Camusso: noi in ritardo? Lui manda Fiat negli Usa


Epifani e Bonanni a Repubblica tv. Il segretario Cisl: sgradevoli le parole dell´ad del Lingotto

TORINO – L´incontro tra Silvio Berlusconi e Sergio Marchionne sarà sabato a Palazzo Chigi. Dopo una giornata di contatti tra gli staff del governo e del Lingotto è stato il ministro dello Sviluppo, Paolo Romani a dare l´annuncio: «L´appuntamento è per sabato mattina con il Presidente del Consiglio, Gianni Letta, Tremonti e il sottoscritto».
Sarà un incontro in cui il governo «chiederà all´ad della Fiat un percorso condiviso con le istituzioni e con le parti sociali, quantomeno quelle che a loro volta vogliono condividere», dice il ministro del lavoro, Maurizio Sacconi, quasi a prevedere la scelta di Marchionne di escludere la Cgil da un eventuale incontro sul piano di Fabbrica Italia. Per il ministro del lavoro Cisl e Uil devono essere considerate un interlocutore privilegiato perché vanno considerate un solo sindacato: «Cisl e Uil – dice Sacconi parlando a Bologna – sono come aggregato il primo sindacato italiano» e rappresentano «la maggioranza dei lavoratori che hanno accettato di prendersi la responsabilità del bene collettivo». Per questo, secondo Sacconi, «è necessario mantenere il dialogo con i sindacati che sono riformisti» mentre la Cgil e la Fiom perseguirebbero «una logica luddista».

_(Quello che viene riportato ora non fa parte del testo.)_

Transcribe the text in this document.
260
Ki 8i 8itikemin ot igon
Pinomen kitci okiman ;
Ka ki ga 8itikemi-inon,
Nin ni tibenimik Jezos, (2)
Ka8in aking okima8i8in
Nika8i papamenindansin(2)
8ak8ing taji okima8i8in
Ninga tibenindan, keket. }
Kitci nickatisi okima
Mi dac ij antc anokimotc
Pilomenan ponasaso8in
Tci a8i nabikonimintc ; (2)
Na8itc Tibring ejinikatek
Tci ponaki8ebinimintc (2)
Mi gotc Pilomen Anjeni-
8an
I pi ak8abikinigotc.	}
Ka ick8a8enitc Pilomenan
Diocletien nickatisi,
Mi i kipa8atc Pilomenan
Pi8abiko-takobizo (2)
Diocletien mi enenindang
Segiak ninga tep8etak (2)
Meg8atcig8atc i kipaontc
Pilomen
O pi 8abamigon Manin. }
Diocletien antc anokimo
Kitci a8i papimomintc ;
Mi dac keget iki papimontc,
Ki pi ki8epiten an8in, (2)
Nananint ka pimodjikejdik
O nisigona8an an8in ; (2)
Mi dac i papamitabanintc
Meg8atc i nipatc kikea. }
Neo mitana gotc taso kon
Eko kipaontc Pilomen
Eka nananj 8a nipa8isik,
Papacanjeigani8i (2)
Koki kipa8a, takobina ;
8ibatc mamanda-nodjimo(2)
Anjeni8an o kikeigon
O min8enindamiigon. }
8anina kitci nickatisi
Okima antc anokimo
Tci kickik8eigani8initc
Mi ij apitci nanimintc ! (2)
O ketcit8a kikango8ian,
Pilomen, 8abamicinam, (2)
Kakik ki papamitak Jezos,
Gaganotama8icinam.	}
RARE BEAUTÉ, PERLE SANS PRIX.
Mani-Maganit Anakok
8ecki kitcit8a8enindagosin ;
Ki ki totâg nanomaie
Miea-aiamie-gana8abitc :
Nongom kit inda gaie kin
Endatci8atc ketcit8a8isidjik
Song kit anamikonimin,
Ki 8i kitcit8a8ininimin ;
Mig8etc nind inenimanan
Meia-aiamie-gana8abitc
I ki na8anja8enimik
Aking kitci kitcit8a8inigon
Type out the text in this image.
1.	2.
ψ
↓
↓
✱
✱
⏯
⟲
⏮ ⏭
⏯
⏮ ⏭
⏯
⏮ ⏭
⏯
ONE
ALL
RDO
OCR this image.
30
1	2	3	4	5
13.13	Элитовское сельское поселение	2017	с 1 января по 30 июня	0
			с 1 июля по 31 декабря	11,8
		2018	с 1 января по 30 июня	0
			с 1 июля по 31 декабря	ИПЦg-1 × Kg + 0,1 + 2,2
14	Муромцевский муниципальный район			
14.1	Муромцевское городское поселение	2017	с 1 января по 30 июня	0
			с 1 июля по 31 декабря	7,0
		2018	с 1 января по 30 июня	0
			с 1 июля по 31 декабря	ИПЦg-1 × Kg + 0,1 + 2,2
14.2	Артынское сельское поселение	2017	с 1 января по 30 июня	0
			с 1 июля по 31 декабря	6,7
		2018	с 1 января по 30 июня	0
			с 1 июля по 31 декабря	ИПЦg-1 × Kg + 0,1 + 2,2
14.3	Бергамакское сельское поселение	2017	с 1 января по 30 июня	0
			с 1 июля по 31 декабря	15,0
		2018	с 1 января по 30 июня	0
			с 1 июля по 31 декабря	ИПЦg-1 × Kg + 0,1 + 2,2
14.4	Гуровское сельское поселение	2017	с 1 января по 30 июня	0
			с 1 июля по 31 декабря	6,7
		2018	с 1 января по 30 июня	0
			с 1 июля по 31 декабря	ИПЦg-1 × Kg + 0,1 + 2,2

La risposta a Sacconi è arrivata poco dopo direttamente da Susanna Camusso: «Noi siamo in ritardo? Lui invece ha un´impostazione nuovissima. Infatti la Fiat va negli Stati Uniti. La verità è che è il governo ad arrivare in ritardo dopo aver appoggiato Marchionne. Vorrei sapere che cosa dice Sacconi ai lavoratori che hanno votato sì. E vorrei saperlo anche dal sindaco di Torino e dal Presidente del Piemonte». Una risposta viene da Piero Fassino, uno dei candidati sindaco del Pd torinese: «Se l´accordo fosse stato bocciato a Mirafiori, avremo fornito un alibi per il disimpegno di Fiat».
Che la situazione sia difficile per il fronte che aveva appoggiato il progetto di Marchionne a Mirafiori e Pomigliano lo dimostrano le stesse dichiarazioni di Raffaele Bonanni intervistato da Repubblica tv: «Anche a me dà fastidio e trovo sgradevole questo comportamento così sbrigativo di Marchionne», dice il leader della Cisl aggiungendo che «questo atteggiamento, in un paese come l´Italia, ha effetti negativi». Anche se, aggiunge Bonanni, «dire che la Fiat sposterà baracca e burattini a Detroit è fare allarmismo». «Purtroppo – replica, ancora a Repubblica tv, Guglielmo Epifani – assistiamo alle conseguenze dell´assenza di una politica industriale che ha spinto Marchionne verso Obama». «Quel che conta sono gli investimenti e le assunzioni in Italia – taglia corto Roberto Di Maulo, leader del Fismic – tutto il resto sono chiacchiere».
Molto si dovrebbe capire nei prossimi giorni. Non solo nell´incontro di Palazzo Chigi, quando, secondo il ministro Paolo Romani, «il governo chiederà che il quartier generale di Fiat resti a Torino». Ma anche lunedì quando il governo incontrerà i segretari generali di Cgil, Cisl e Uil per discutere il futuro di Termini Imerese, lo stabilimento siciliano che Marchionne ha deciso di chiudere. Martedì lo stesso Marchionne parlerà alla Camera di fronte alla Commissione attività produttive mentre il 16 il governo andrà in Sicilia per il contratto di programma di Termini.